Only a sociopath could believe he was so slick that Walker would accept this scenario without question. “Xavier,” Walker said tersely. “Did you think you could blame your next evil deed on the old man if you set him loose?” Damn, he sounded like the Lucys.

Gump tried to edge past Walker. “I don’t know what you’re talking about. I have a meeting with the Kennedys, if you’d let me pass.”

“The Kennedys know about the deed. They know you have no right to build on this land. Did you think the owners would never come back?”

“I don’t know what you’re talking about,” he said irritably. “I worked hard and mortgaged my life for this place.

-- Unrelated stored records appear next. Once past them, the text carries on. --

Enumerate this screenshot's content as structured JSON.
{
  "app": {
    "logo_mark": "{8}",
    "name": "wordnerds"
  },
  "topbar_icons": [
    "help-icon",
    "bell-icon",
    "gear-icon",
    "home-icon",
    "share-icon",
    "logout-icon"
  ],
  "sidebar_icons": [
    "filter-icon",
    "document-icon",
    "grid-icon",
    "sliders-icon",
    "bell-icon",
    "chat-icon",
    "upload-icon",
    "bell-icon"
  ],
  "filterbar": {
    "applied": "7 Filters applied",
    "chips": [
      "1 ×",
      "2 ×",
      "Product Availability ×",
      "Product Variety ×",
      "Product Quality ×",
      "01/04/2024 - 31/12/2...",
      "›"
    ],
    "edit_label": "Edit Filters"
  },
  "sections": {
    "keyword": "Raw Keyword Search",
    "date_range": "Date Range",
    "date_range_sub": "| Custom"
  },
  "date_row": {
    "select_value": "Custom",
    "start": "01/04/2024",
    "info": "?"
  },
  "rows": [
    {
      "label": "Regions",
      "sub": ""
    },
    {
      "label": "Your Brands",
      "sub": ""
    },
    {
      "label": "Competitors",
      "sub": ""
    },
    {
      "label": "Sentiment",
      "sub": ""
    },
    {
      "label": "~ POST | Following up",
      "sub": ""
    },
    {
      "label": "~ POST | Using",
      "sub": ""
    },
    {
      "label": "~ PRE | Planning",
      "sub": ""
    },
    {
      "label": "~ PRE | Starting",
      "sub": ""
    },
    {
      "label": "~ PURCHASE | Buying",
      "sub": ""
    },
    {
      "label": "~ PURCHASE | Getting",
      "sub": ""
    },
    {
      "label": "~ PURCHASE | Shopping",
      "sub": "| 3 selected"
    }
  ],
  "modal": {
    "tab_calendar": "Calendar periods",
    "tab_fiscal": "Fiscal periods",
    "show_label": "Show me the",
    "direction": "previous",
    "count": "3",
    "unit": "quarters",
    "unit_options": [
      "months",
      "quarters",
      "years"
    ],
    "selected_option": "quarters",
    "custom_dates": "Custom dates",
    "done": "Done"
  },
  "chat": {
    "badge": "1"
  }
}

In a few years, we’ll all be rich.”

Mortgaged his life maybe, but not the land he didn’t own. “Want to give me Xavier’s jacket? There’s something in the pocket he wants back,” Walker lied.

He was facing the man who may have cold-bloodedly killed his father. Lying wasn’t the only sin he’d commit to get the truth. But if there was any chance Gump really was carrying a detonator, the situation needed to be de-escalated pronto.

Gump laughed a little nervously. “Xavier’s a nutcase. This is my team jacket from the old days, bit of nostalgia, I guess. Didn’t want to ruin the Armani.”

Yeah, because it was so cold up here in the ninety-degree sun that he needed a coat.

“The jacket, Gump,” Walker insisted, putting a threat into his stance as well as his voice. The sheriff could fire him later. He maintained his most intimidating, arms-crossed, beefcake stance. Pity Sam couldn’t see him.

“What is this, some kind of highway robbery over a damned cheap jacket? If you’re that desperate—” The older man began shrugging out of the too-tight sleeves. Not even a crow cried as he tugged it off.

A humming chant filled the eerily silent air. A mechanical device tumbled from the coat’s pocket—into the snakes’ rocky nest below.